2001’s Point of Dreams: A Novel of Astreiant is the second volume in Melissa Scott and Lisa A. Barnett’s Astreiant series.
Pointsman (city guard) Nicolas Rathe and his lover (ex-soldier Philip Eslingen) face a truly terrifying challenge:
The Alphabet of Desire is the script chosen for the midwinter masque. The makeup of the cast makes this a politically significant event: the play’s chorus is filled with Astreiant’s well-born. Moreover, the timing is significant: the queen is expected to name her successor soon. The capital of Astreiant is filled with the hopeful and the well-connected, anxious to impress. Plus it’s an astrologically significant time of year.
Some of the aristocrats in the cast have been engaged in long-running vendettas. It’s unfortunate that the play calls for on-stage swordplay. The director, hoping to limit lethal accidents, looks for a trainer: someone who can school the chorus in flashy but non-lethal swordplay.
The chorus is composed of persons who would haughtily refuse to take commands from a commoner, hence that someone must be a gentleman (at least technically). Eslingen is voluntold. To his dismay. He is only a gentleman thanks to a technicality (his officer’s rank) but it is hoped that his students will know him as “vaan Esling” and accept his commands.
Thanks in part to Eslingen’s keen eye (and the work of a showmancer), there are no fatalities … due to swordplay, at least. This does not imply that there is a zero murder rate. The first death is clearly murder: a man has apparently drowned in the absence of water. Later deaths might have been taken for accidents, save for that first murder.
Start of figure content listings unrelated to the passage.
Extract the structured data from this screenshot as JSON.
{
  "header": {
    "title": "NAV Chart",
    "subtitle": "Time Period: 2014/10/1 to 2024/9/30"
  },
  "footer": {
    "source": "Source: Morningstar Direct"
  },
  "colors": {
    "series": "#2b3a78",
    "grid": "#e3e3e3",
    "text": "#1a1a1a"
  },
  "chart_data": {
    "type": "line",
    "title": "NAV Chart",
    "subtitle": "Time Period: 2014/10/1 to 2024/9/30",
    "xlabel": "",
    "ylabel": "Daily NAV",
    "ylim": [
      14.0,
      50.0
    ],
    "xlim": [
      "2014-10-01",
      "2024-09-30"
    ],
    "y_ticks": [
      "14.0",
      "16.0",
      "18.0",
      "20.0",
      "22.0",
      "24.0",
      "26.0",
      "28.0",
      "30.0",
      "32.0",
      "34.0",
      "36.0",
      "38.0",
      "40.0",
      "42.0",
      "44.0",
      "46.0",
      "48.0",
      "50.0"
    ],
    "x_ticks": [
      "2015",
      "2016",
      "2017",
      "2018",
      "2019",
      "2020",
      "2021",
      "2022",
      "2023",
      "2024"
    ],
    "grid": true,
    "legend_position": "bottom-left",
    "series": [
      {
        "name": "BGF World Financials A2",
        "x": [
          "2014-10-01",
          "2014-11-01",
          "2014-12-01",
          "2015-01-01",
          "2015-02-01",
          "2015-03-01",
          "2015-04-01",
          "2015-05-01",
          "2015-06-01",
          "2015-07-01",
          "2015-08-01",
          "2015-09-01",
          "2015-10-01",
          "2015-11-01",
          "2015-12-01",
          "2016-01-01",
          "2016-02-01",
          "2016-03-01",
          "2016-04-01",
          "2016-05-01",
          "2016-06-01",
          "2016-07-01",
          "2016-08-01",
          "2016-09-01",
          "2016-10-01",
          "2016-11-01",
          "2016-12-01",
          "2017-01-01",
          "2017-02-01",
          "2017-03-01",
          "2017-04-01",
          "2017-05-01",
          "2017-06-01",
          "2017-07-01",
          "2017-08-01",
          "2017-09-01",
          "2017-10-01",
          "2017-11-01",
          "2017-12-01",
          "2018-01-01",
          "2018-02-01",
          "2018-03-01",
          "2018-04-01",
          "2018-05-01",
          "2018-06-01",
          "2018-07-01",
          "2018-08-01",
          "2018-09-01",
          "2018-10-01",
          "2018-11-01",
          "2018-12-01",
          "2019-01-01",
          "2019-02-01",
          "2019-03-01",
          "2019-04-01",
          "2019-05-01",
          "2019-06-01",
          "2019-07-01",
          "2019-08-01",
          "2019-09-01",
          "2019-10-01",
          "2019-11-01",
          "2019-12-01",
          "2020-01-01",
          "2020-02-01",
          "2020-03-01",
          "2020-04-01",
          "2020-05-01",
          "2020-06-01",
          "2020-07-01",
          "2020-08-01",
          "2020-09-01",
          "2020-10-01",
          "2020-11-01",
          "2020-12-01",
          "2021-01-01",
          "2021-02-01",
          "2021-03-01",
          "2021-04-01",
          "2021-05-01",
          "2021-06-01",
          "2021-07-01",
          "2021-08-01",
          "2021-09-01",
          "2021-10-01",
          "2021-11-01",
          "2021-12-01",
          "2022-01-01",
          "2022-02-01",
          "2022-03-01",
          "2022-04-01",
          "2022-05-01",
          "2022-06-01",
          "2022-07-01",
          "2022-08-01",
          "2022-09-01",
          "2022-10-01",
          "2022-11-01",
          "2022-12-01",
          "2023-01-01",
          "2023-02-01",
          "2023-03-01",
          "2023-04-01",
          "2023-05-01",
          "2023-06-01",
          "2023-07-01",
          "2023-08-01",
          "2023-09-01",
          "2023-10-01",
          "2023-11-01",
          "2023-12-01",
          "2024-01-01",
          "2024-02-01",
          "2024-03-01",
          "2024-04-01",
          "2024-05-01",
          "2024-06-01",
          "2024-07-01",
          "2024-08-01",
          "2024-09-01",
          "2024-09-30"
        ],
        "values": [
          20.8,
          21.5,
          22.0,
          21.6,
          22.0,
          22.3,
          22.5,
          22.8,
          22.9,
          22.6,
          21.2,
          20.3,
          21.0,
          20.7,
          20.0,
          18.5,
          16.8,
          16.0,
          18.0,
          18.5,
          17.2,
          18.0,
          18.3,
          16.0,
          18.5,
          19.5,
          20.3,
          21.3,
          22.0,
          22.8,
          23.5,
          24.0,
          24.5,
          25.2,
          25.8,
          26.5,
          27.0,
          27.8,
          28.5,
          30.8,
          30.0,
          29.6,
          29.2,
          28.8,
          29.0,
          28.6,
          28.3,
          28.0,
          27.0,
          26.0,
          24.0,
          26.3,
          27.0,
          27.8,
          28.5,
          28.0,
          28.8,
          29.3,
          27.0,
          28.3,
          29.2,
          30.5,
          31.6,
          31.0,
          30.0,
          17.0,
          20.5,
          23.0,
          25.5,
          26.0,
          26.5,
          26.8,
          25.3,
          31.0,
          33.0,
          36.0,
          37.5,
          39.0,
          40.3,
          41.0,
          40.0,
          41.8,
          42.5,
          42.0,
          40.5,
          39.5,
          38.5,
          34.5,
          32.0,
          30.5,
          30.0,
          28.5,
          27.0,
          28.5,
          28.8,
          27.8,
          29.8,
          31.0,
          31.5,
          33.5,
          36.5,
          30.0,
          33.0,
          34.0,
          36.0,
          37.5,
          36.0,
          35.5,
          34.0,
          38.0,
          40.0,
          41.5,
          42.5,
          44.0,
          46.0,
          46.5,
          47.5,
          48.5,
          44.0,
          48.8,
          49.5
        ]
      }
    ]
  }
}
The killer’s motive is obscure. However, it is clear that they are persistent. It’s up to Rathe and Eslingen to catch the culprit in time.
A: I often make fun of the Charles Paris books because showrunners keep casting Paris even though he rarely gets through a full play without having to solve at least one murder. Perhaps I am coming at this from the wrong angle. Maybe theatre murders are so common that it’s just good sense to keep a detective on staff. The novels of Ngaio Marsh would seem to support this thesis, as do Jane Dentinger’s Jocelyn O’Roarke books. Perhaps every production should hire a full-time show detective; no more reliance on enthusiastic amateurs.
B: In this book’s setting, magic is as matter-of-fact as electric bills. Although Astreiant’s magic is rather low key — no fireball casting mages here — one’s birth sign can dictate one’s career. Flower arrangements can be magicked and weaponized.
C: Speaking of low key … Rathe and Eslingen’s relationship progresses without florid relationship drama (they are neither of them romance-addled teenagers; they are competent adults). Also, the authors take a cool, controlled approach to the subject. The restraint allows the reader’s imagination to take flight. I would not be surprised to discover that this series has an avid fan-fic community.
D: Avid mystery readers should be able to connect the dots for themselves; if they cannot, well, that’s what the protagonists will do. In any case, the true focus of the plot is on Rathe and Eslingen, who both happen to be appealing characters.
This would be a fine read for a hot summer day spent lazing in a hammock.